Cet amendement me gêne beaucoup. Je rappelle que le Sénat s'est prononcé, dans le passé, contre le recours en récupération sur succession, notamment s'agissant de la prestation spécifique dépendance.
Aujourd'hui, nous revenons sur une disposition de cette nature. Nous n'y revenons pas totalement puisque cette mesure n'avait pas été supprimée du code de l'action sociale et des familles et était donc encore en vigueur.
C'est en raisonnant par analogie avec ce que nous avons pu décider antérieurement que certains d'entre nous considèrent qu'il serait cohérent et logique de ne pas inscrire dans le présent projet de loi le recours sur succession.
Cela étant, il existe des arguments, développés par M. le président de la commission des lois et par M. le rapporteur, qui plaident en faveur du maintien du recours sur succession.
Tout d'abord, il a été rappelé qu'il ne s'agissait que d'une faculté. Par conséquent, les présidents de conseil général ne sont pas tenus de la faire jouer.
En outre, M. le rapporteur vient de faire valoir qu'il existait un seuil de recouvrement. À ce propos, j'appelle l'attention du Gouvernement sur la nécessité de réévaluer ce seuil. En effet, lorsque nous avions décidé de supprimer le recours sur succession s'agissant de l'allocation personnalisée d'autonomie, il avait été annoncé que, logiquement, à terme, cette procédure serait appelée à disparaître. En conséquence, le Gouvernement n'a jamais réévalué le seuil, puisqu'il devait perdre sa raison d'être.
Il me semblerait donc utile et nécessaire qu'une réflexion soit engagée sur la récupération sur succession, en concertation avec les représentants de l'Assemblée des départements de France, de manière que nous puissions arrêter une position sur les limites dans lesquelles elle pourrait être opérée. Sinon, nous risquons de voir apparaître des situations variant sensiblement d'un département à l'autre, selon la force de la fibre sociale de la majorité du conseil général. Certains présidents de conseil général - nous en connaissons et ils ne s'en cachent pas - suivent une logique plus économique que sociale et feront systématiquement jouer le recours sur succession. D'autres, en revanche, n'y recourront jamais. Nos concitoyens auront alors du mal à comprendre que, dans tel département, rien ne soit réclamé, alors que dans tel autre la récupération sur succession se pratique.
C'était d'ailleurs l'une des raisons qui avaient motivé l'opposition de la majorité du Sénat à la récupération sur succession au titre de la PSD. M. Fischer a eu raison d'indiquer que le bilan qui avait été établi démontrait que peu de départements appliquaient systématiquement la mesure et que les montants récupérés étaient très modestes.

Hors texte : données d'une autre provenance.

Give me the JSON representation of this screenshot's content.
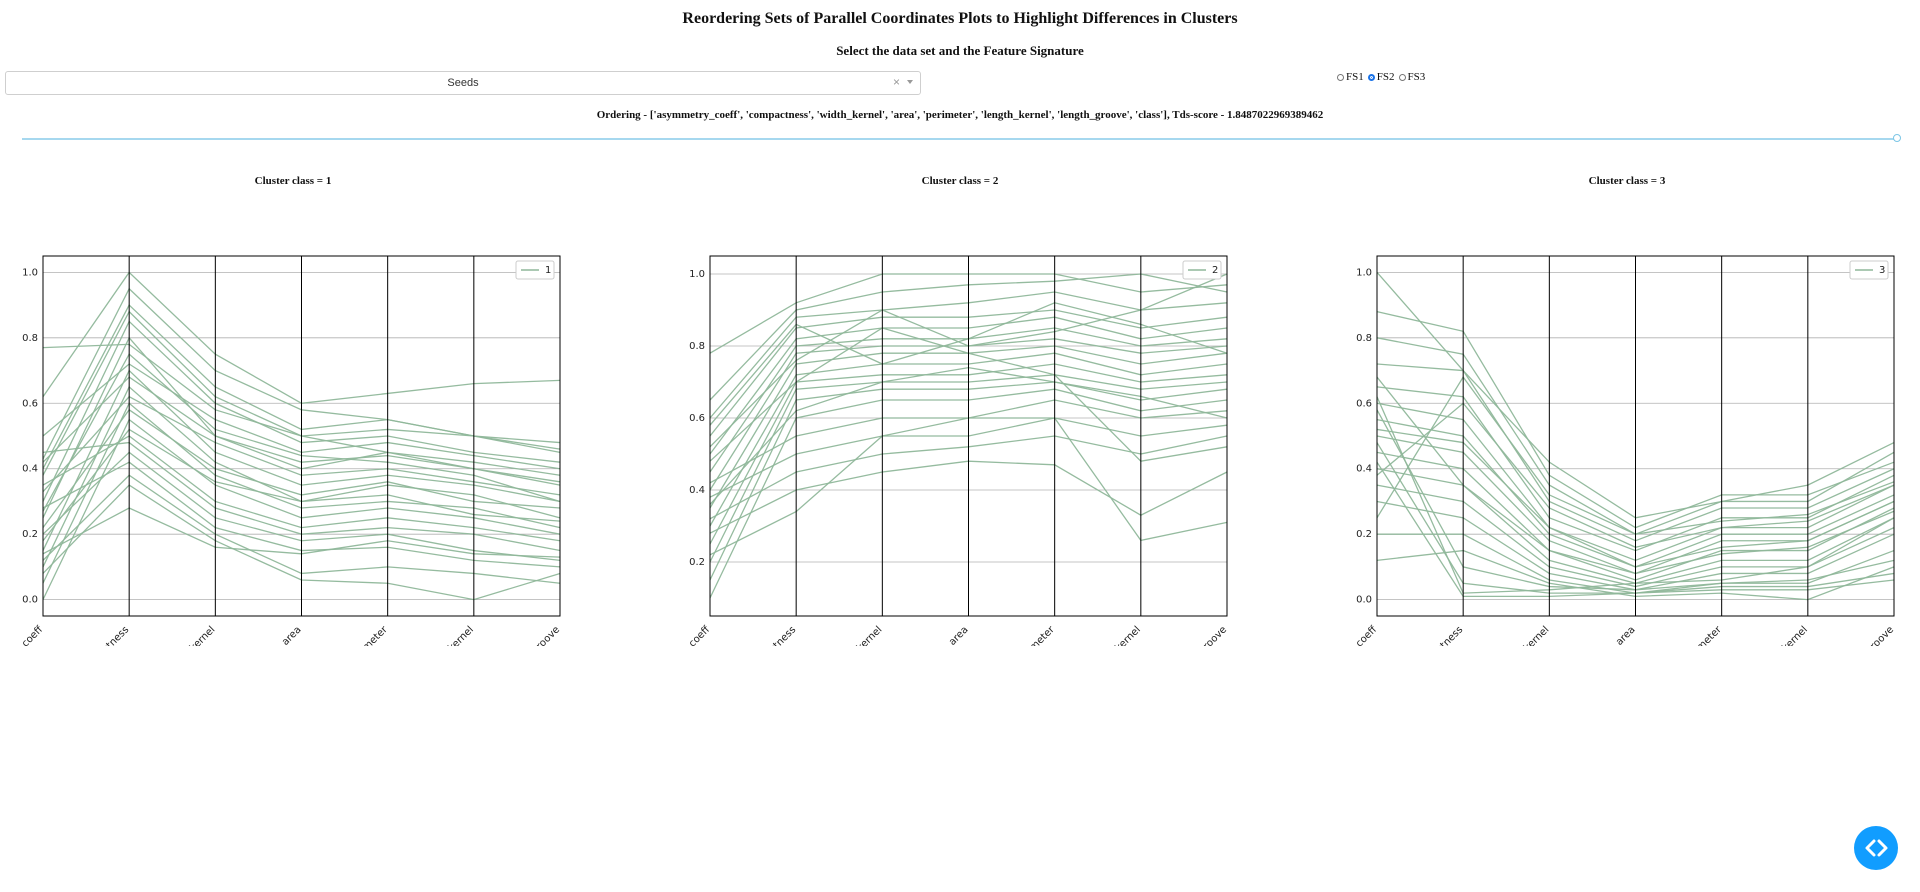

Il ne faudrait pas que, en restaurant le recours sur succession s'agissant de la protection juridique des majeurs, nous obtenions l'effet contraire à celui qui est recherché. Mme Desmarescaux a évoqué la situation de familles disposant d'un patrimoine relativement modeste. Il s'agit souvent de couples de salariés qui se sont saignés toute leur vie pour devenir propriétaires de leur maison, dont la valeur a beaucoup augmenté en raison de la hausse très forte du coût du foncier : avec les seuils en vigueur, leurs héritiers tomberont infailliblement sous le coup de la récupération sur succession.